If you are concerned about warranty, or if the existing PSU uses some non-standard connectors (!), I would suggest calling up the workstation vendor to find out whether they offer an alternative PSU for that machine. My experience is that they often utilize multiple PSU models with a particular machine, but ship the smallest variant that fits the configuration you specified when doing the original purchase.
You are probably aware that vendors that sell customizable workstations often add a hefty profit margin of their own to standard components such as DRAM or GPUs, and I would not expect that to be different if and when they offer alternative PSUs.

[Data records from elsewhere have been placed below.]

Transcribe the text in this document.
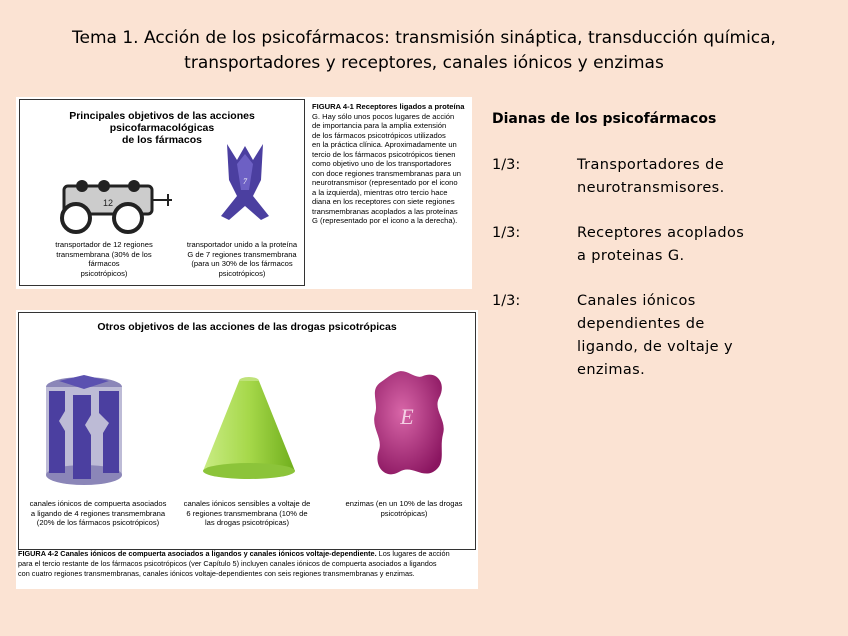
Tema 1. Acción de los psicofármacos: transmisión sináptica, transducción química,
transportadores y receptores, canales iónicos y enzimas
Principales objetivos de las acciones psicofarmacológicas
de los fármacos
12
7
transportador de 12 regiones
transmembrana (30% de los fármacos
psicotrópicos)
transportador unido a la proteína
G de 7 regiones transmembrana
(para un 30% de los fármacos
psicotrópicos)
FIGURA 4-1 Receptores ligados a proteína
G. Hay sólo unos pocos lugares de acción
de importancia para la amplia extensión
de los fármacos psicotrópicos utilizados
en la práctica clínica. Aproximadamente un
tercio de los fármacos psicotrópicos tienen
como objetivo uno de los transportadores
con doce regiones transmembranas para un
neurotransmisor (representado por el icono
a la izquierda), mientras otro tercio hace
diana en los receptores con siete regiones
transmembranas acoplados a las proteínas
G (representado por el icono a la derecha).
Otros objetivos de las acciones de las drogas psicotrópicas
E
canales iónicos de compuerta asociados
a ligando de 4 regiones transmembrana
(20% de los fármacos psicotrópicos)
canales iónicos sensibles a voltaje de
6 regiones transmembrana (10% de
las drogas psicotrópicas)
enzimas (en un 10% de las drogas
psicotrópicas)
FIGURA 4-2 Canales iónicos de compuerta asociados a ligandos y canales iónicos voltaje-dependiente. Los lugares de acción
para el tercio restante de los fármacos psicotrópicos (ver Capítulo 5) incluyen canales iónicos de compuerta asociados a ligandos
con cuatro regiones transmembranas, canales iónicos voltaje-dependientes con seis regiones transmembranas y enzimas.
Dianas de los psicofármacos
1/3:	Transportadores de
neurotransmisores.
1/3:	Receptores acoplados
a proteinas G.
1/3:	Canales iónicos
dependientes de
ligando, de voltaje y
enzimas.
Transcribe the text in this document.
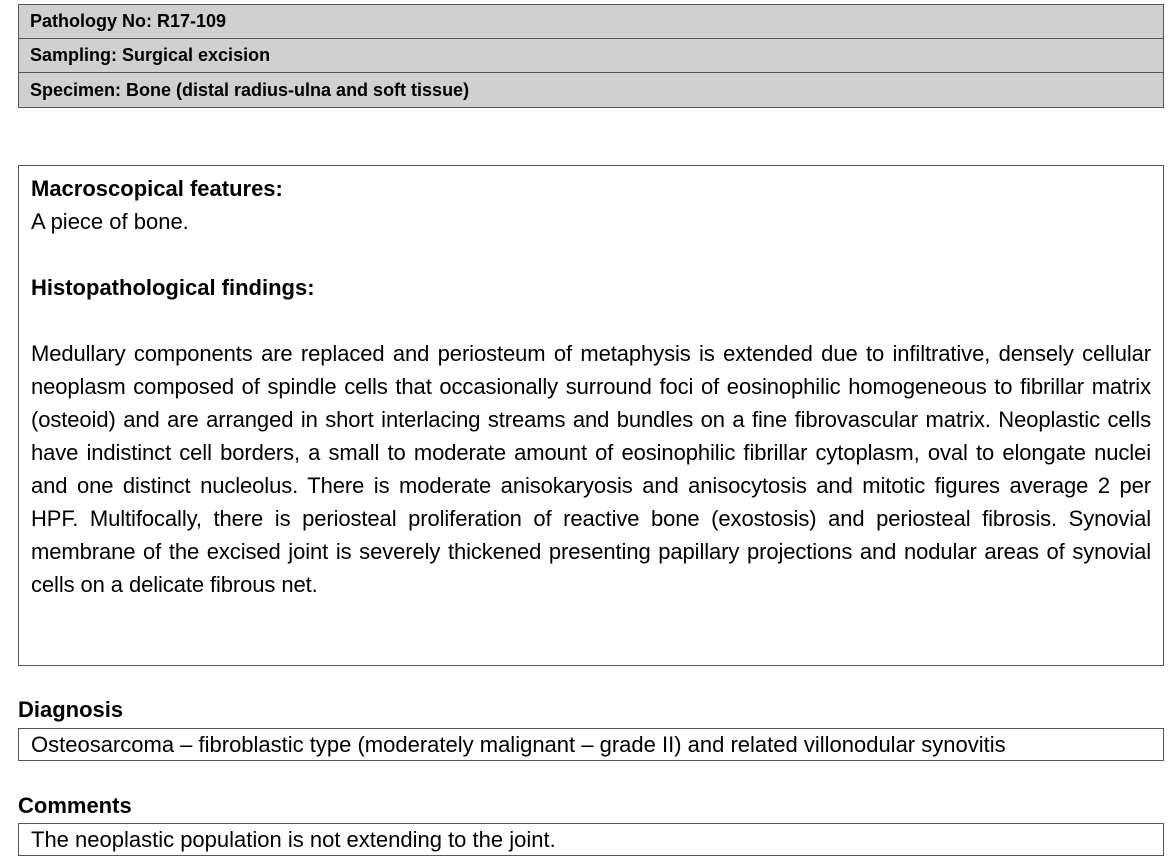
Pathology No: R17-109
Sampling: Surgical excision
Specimen: Bone (distal radius-ulna and soft tissue)
Macroscopical features:
A piece of bone.
Histopathological findings:

Medullary components are replaced and periosteum of metaphysis is extended due to infiltrative, densely cellular neoplasm composed of spindle cells that occasionally surround foci of eosinophilic homogeneous to fibrillar matrix (osteoid) and are arranged in short interlacing streams and bundles on a fine fibrovascular matrix. Neoplastic cells have indistinct cell borders, a small to moderate amount of eosinophilic fibrillar cytoplasm, oval to elongate nuclei and one distinct nucleolus. There is moderate anisokaryosis and anisocytosis and mitotic figures average 2 per HPF. Multifocally, there is periosteal proliferation of reactive bone (exostosis) and periosteal fibrosis. Synovial membrane of the excised joint is severely thickened presenting papillary projections and nodular areas of synovial cells on a delicate fibrous net.

Diagnosis
Osteosarcoma – fibroblastic type (moderately malignant – grade II) and related villonodular synovitis
Comments
The neoplastic population is not extending to the joint.
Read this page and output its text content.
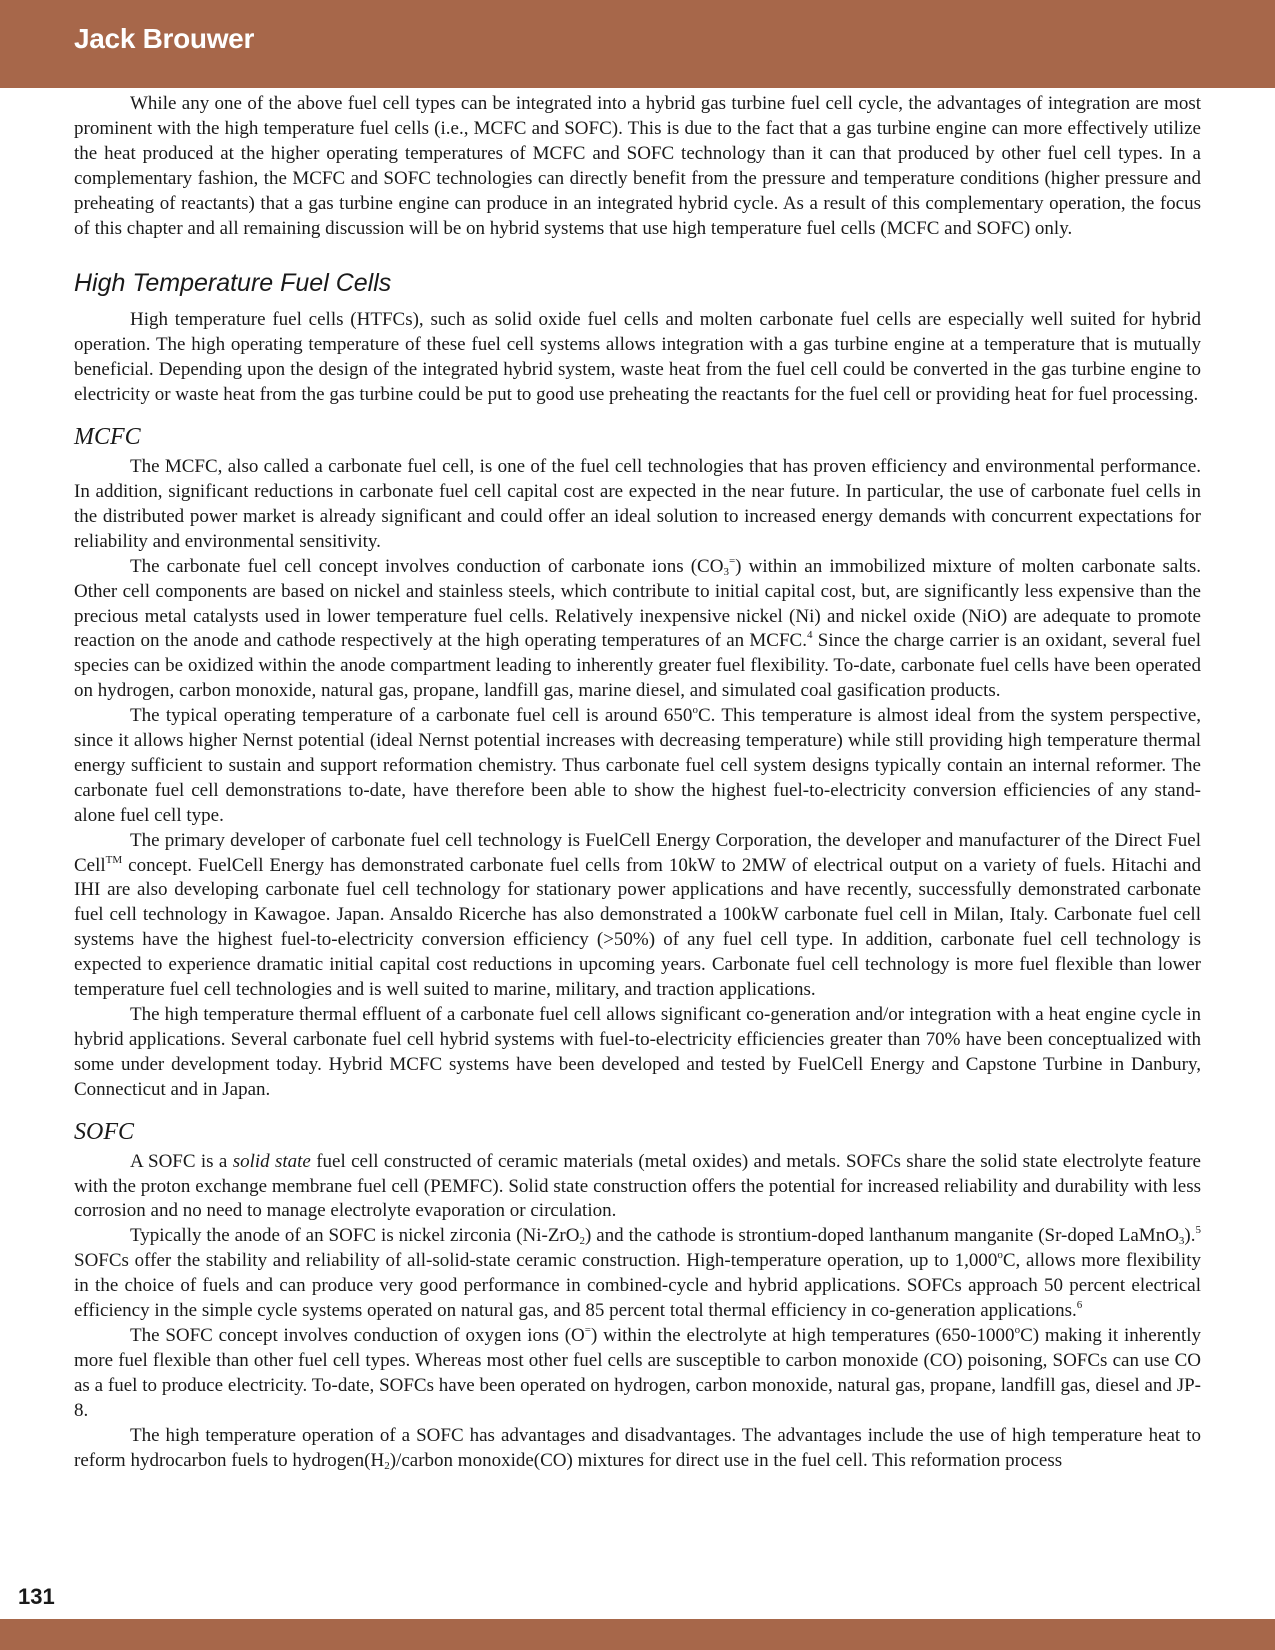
Jack Brouwer

While any one of the above fuel cell types can be integrated into a hybrid gas turbine fuel cell cycle, the advantages of integration are most prominent with the high temperature fuel cells (i.e., MCFC and SOFC). This is due to the fact that a gas turbine engine can more effectively utilize the heat produced at the higher operating temperatures of MCFC and SOFC technology than it can that produced by other fuel cell types. In a complementary fashion, the MCFC and SOFC technologies can directly benefit from the pressure and temperature conditions (higher pressure and preheating of reactants) that a gas turbine engine can produce in an integrated hybrid cycle. As a result of this complementary operation, the focus of this chapter and all remaining discussion will be on hybrid systems that use high temperature fuel cells (MCFC and SOFC) only.

High Temperature Fuel Cells

High temperature fuel cells (HTFCs), such as solid oxide fuel cells and molten carbonate fuel cells are especially well suited for hybrid operation. The high operating temperature of these fuel cell systems allows integration with a gas turbine engine at a temperature that is mutually beneficial. Depending upon the design of the integrated hybrid system, waste heat from the fuel cell could be converted in the gas turbine engine to electricity or waste heat from the gas turbine could be put to good use preheating the reactants for the fuel cell or providing heat for fuel processing.

MCFC

The MCFC, also called a carbonate fuel cell, is one of the fuel cell technologies that has proven efficiency and environmental performance. In addition, significant reductions in carbonate fuel cell capital cost are expected in the near future. In particular, the use of carbonate fuel cells in the distributed power market is already significant and could offer an ideal solution to increased energy demands with concurrent expectations for reliability and environmental sensitivity.

The carbonate fuel cell concept involves conduction of carbonate ions $(CO_3^=)$ within an immobilized mixture of molten carbonate salts. Other cell components are based on nickel and stainless steels, which contribute to initial capital cost, but, are significantly less expensive than the precious metal catalysts used in lower temperature fuel cells. Relatively inexpensive nickel (Ni) and nickel oxide (NiO) are adequate to promote reaction on the anode and cathode respectively at the high operating temperatures of an MCFC.$^4$ Since the charge carrier is an oxidant, several fuel species can be oxidized within the anode compartment leading to inherently greater fuel flexibility. To-date, carbonate fuel cells have been operated on hydrogen, carbon monoxide, natural gas, propane, landfill gas, marine diesel, and simulated coal gasification products.

The typical operating temperature of a carbonate fuel cell is around 650$^o$C. This temperature is almost ideal from the system perspective, since it allows higher Nernst potential (ideal Nernst potential increases with decreasing temperature) while still providing high temperature thermal energy sufficient to sustain and support reformation chemistry. Thus carbonate fuel cell system designs typically contain an internal reformer. The carbonate fuel cell demonstrations to-date, have therefore been able to show the highest fuel-to-electricity conversion efficiencies of any stand-alone fuel cell type.

The primary developer of carbonate fuel cell technology is FuelCell Energy Corporation, the developer and manufacturer of the Direct Fuel Cell™ concept. FuelCell Energy has demonstrated carbonate fuel cells from 10kW to 2MW of electrical output on a variety of fuels. Hitachi and IHI are also developing carbonate fuel cell technology for stationary power applications and have recently, successfully demonstrated carbonate fuel cell technology in Kawagoe. Japan. Ansaldo Ricerche has also demonstrated a 100kW carbonate fuel cell in Milan, Italy. Carbonate fuel cell systems have the highest fuel-to-electricity conversion efficiency (>50%) of any fuel cell type. In addition, carbonate fuel cell technology is expected to experience dramatic initial capital cost reductions in upcoming years. Carbonate fuel cell technology is more fuel flexible than lower temperature fuel cell technologies and is well suited to marine, military, and traction applications.

The high temperature thermal effluent of a carbonate fuel cell allows significant co-generation and/or integration with a heat engine cycle in hybrid applications. Several carbonate fuel cell hybrid systems with fuel-to-electricity efficiencies greater than 70% have been conceptualized with some under development today. Hybrid MCFC systems have been developed and tested by FuelCell Energy and Capstone Turbine in Danbury, Connecticut and in Japan.

SOFC

A SOFC is a solid state fuel cell constructed of ceramic materials (metal oxides) and metals. SOFCs share the solid state electrolyte feature with the proton exchange membrane fuel cell (PEMFC). Solid state construction offers the potential for increased reliability and durability with less corrosion and no need to manage electrolyte evaporation or circulation.

Typically the anode of an SOFC is nickel zirconia (Ni-ZrO$_2$) and the cathode is strontium-doped lanthanum manganite (Sr-doped LaMnO$_3$).$^5$ SOFCs offer the stability and reliability of all-solid-state ceramic construction. High-temperature operation, up to 1,000$^o$C, allows more flexibility in the choice of fuels and can produce very good performance in combined-cycle and hybrid applications. SOFCs approach 50 percent electrical efficiency in the simple cycle systems operated on natural gas, and 85 percent total thermal efficiency in co-generation applications.$^6$

The SOFC concept involves conduction of oxygen ions (O=) within the electrolyte at high temperatures (650-1000$^o$C) making it inherently more fuel flexible than other fuel cell types. Whereas most other fuel cells are susceptible to carbon monoxide (CO) poisoning, SOFCs can use CO as a fuel to produce electricity. To-date, SOFCs have been operated on hydrogen, carbon monoxide, natural gas, propane, landfill gas, diesel and JP-8.

The high temperature operation of a SOFC has advantages and disadvantages. The advantages include the use of high temperature heat to reform hydrocarbon fuels to $hydrogen(H_2)$/carbon monoxide(CO) mixtures for direct use in the fuel cell. This reformation process

131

Sorry for coming here so late, but I just bought the Titan XP and tried to install it into my Dell XPS and realized it didn’t have a good enough power supply.
While my first thought is to return it (under nVidia’s 30 day return policy) I really want to use this card. Now, I’m an OLD man, and while I used to build computers that was so long ago I doubt whether most of you were still alive back then. I’m not uncomfortable with the prospect of changing out my power supply, it’s only that I’ve bought Dell computers for so long I’m not so sure how easy this would be.
So just in looking around I’m wondering if this particular power supply (assuming it fits my computer – that’s another issue) would work for the XP?
If not, could anyone point me to one that might? I don’t mind spending a hundred or two more if I can use this card, but I don’t want to spend weeks trying to get this right (at my age time is worth more than money). I have four internal drives in this machine (so I’m using a lot of power cords) and just the one GPU. TIA for any words of wisdom.
A 650W power supply such as the one shown should be sufficient if the Titan XP is the only GPU in the system. Rule of thumb: Sum of nominal wattage of all system components should be <= 60% of nominal wattage of PSU. With four internal drives (~7W per HDD/SDD) you are probably close to that limit, but not over.
I suspect your biggest problem will be fit. I have taken the same trajectory as you have, in that I built many system myself in the past before I switched to buying machines from Dell for my personal use starting in 2003. From what I have seen, Dell (as well as HP) have a tendency to incorporate non-standard PSUs into their machines, e.g. either their dimensions or the power cable connectors for the motherboard are unusual.